We combine a confusion matrix stage with best stage defined in the previous section. The final stage function will be contained in stage_cm variable:

stage_finetune=partial(all_multibert_finetune_rusentiment1, lr=min(learning_rates))
stage_cm=partial(bert_rusentiment_evaluation, stage=stage_finetune)

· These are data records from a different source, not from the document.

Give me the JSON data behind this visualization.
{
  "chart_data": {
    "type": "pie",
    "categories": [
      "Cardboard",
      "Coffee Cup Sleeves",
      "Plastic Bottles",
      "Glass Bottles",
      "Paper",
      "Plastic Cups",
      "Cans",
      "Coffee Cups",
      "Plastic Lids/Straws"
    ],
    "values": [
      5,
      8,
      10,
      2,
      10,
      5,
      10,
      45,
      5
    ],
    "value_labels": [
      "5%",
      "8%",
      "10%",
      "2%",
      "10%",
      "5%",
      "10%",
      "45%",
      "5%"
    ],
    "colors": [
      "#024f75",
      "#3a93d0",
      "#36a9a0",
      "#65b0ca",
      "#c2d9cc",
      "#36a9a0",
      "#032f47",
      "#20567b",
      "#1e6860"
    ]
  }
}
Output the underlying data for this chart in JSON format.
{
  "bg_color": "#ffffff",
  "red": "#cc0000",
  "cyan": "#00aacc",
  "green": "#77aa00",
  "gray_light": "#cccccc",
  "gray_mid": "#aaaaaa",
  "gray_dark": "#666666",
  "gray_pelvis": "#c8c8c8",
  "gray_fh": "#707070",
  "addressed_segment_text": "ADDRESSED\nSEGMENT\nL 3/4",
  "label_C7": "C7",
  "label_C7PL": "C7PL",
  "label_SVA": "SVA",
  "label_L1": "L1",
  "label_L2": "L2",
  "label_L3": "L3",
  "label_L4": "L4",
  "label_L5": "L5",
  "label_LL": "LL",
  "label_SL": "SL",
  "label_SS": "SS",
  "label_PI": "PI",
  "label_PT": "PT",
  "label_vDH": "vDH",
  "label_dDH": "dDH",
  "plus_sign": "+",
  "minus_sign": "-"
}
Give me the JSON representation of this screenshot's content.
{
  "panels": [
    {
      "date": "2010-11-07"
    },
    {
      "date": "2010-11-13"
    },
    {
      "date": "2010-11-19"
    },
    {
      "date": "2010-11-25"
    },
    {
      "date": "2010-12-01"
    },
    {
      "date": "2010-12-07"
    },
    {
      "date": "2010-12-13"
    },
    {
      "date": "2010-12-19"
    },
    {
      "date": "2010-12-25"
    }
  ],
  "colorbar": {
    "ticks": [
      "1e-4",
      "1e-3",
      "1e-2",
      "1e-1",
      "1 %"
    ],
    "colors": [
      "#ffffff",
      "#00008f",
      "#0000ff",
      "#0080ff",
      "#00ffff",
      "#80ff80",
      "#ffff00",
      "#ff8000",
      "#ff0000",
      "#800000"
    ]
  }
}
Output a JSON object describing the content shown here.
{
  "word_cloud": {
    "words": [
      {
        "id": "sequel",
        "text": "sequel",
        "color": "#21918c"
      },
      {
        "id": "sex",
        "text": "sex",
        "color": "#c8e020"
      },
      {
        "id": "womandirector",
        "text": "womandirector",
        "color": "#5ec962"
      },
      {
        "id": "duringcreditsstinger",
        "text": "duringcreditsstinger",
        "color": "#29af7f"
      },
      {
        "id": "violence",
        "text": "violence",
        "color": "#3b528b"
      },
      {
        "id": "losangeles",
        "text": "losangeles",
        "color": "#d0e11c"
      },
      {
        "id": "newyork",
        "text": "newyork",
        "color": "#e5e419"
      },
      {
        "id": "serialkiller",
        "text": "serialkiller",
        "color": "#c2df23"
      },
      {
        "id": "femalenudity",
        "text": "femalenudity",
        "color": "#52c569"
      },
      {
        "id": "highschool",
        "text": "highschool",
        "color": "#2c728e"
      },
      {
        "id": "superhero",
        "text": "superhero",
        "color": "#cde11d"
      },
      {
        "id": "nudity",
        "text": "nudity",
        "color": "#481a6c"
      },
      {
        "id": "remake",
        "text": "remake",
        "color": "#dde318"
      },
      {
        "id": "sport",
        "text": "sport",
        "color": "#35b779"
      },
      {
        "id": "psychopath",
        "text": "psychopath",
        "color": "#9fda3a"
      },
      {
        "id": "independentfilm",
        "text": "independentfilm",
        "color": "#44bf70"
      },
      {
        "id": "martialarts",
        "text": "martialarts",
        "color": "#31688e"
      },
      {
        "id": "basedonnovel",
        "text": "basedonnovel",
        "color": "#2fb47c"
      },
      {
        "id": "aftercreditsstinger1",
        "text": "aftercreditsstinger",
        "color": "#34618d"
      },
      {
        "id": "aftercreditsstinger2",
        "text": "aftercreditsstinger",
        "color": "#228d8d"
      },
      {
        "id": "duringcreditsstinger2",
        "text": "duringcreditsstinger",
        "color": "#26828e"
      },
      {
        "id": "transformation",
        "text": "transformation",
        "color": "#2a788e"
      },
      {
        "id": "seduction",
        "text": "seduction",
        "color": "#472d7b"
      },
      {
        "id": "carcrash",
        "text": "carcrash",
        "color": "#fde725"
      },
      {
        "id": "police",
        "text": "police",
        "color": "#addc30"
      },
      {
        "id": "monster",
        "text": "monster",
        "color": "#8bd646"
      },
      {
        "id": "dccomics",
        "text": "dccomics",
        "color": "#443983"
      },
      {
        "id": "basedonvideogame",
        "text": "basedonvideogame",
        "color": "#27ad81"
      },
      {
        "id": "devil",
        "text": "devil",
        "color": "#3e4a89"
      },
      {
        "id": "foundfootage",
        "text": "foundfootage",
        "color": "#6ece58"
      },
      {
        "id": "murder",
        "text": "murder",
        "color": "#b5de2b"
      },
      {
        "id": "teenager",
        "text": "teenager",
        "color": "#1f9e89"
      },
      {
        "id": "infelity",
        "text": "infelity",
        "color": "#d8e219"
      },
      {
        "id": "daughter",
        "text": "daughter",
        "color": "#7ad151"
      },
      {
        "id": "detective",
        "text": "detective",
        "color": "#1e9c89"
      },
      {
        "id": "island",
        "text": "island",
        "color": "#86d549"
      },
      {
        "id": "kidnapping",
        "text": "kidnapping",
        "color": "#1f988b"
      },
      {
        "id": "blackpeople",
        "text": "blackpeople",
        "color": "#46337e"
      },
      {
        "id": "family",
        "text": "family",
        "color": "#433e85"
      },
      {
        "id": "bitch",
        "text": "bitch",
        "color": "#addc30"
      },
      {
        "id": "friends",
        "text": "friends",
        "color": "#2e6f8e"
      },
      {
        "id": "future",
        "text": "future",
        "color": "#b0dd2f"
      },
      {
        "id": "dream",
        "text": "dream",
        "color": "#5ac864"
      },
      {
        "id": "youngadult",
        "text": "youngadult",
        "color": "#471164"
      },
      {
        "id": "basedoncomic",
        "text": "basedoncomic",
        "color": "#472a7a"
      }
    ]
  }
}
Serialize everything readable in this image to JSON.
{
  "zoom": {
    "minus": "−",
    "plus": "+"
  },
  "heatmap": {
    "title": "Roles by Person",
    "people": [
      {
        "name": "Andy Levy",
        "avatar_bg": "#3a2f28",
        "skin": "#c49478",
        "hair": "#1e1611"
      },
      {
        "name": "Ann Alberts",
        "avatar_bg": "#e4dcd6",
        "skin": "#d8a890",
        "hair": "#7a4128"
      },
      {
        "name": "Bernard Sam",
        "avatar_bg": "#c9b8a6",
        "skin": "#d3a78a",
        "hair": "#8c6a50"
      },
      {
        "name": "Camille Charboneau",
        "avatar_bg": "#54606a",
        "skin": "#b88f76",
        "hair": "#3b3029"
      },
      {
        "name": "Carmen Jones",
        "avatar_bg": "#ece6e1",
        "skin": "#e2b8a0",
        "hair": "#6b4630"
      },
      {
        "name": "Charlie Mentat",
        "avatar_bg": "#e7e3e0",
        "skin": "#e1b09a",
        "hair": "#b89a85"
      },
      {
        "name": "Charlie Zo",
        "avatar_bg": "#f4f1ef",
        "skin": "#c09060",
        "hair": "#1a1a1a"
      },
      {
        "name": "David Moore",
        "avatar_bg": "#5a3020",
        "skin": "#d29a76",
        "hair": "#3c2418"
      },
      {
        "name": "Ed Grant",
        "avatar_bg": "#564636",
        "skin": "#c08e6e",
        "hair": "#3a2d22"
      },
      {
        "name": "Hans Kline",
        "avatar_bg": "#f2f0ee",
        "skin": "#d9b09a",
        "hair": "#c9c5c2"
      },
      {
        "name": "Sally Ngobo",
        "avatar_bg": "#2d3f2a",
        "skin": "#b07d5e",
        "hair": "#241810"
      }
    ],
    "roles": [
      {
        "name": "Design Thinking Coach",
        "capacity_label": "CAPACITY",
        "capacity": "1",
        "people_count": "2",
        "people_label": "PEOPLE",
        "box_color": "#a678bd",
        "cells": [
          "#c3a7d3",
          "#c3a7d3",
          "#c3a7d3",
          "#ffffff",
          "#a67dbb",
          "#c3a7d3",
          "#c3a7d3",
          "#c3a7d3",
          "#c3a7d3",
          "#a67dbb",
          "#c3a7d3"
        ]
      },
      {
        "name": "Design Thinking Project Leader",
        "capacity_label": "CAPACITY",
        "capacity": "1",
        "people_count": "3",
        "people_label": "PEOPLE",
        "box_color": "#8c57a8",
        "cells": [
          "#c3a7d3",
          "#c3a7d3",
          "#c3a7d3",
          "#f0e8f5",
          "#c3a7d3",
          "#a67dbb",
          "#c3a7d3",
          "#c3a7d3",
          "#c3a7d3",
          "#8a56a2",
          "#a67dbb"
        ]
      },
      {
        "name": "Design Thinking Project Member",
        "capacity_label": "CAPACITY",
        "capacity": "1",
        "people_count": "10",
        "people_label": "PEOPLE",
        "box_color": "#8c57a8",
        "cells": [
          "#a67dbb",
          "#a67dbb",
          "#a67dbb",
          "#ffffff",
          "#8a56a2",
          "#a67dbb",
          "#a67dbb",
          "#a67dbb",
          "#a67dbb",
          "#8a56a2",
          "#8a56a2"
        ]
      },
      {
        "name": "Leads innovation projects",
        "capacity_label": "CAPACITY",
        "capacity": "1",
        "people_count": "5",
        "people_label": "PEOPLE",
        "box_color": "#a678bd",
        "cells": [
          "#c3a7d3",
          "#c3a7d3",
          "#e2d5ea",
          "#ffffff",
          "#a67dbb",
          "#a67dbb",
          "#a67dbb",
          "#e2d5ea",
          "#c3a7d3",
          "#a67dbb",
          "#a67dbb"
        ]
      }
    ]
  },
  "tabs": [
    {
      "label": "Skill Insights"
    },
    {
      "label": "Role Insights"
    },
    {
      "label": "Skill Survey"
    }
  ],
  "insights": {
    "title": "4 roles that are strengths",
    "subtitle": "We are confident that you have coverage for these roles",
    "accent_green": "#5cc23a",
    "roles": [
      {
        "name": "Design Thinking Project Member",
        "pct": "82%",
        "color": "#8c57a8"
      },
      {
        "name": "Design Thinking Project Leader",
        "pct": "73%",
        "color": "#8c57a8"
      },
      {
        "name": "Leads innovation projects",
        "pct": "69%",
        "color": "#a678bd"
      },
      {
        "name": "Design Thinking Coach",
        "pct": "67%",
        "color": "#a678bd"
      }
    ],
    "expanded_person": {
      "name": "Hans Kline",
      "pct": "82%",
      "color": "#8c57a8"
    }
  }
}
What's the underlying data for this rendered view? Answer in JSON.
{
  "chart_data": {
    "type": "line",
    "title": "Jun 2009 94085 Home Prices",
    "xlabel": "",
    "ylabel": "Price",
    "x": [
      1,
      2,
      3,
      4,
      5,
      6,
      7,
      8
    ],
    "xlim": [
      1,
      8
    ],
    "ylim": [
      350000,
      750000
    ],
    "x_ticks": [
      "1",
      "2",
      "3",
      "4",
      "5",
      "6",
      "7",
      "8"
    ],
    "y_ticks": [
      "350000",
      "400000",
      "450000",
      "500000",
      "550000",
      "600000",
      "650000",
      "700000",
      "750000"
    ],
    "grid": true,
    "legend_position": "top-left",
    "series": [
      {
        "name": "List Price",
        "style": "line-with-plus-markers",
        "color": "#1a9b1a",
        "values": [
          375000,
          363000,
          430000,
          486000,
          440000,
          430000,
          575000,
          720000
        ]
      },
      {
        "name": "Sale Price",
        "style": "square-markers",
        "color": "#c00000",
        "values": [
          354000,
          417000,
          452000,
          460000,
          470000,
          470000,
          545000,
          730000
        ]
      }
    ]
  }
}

Dependency graph of the combined stage became:

with prepare_markdown_image('cm_graph.png') as path:
  depgraph([stage_cm], path)

Finally, we realize the confusion matrix stage and print the matrix

rref=realize(instantiate(stage_cm))
data:dict={'label':[],'pred':[],'val':[]}
for l,items in readjson(mklens(rref).confusion_matrix.syspath).items():
  for l2,val in items.items():
    data['label'].append(l)
    data['pred'].append(l2)
    data['val'].append(f"{val:.2f}")

base=alt.Chart(DataFrame(data))
r=base.mark_rect().encode(
  y='label:O',x='pred:O', # color='val:Q'
  color=alt.Color('val:Q',
        scale=alt.Scale(scheme='purpleblue'),
        legend=alt.Legend(direction='horizontal')
  ))
t=base.mark_text().encode(y='label:O',x='pred:O',text='val:Q',
    color=alt.condition(
        alt.datum.val < 0.5,
        alt.value('black'),
        alt.value('white')
    )
)
altair_print((r+t).properties(width=300,height=300), 'cm.png')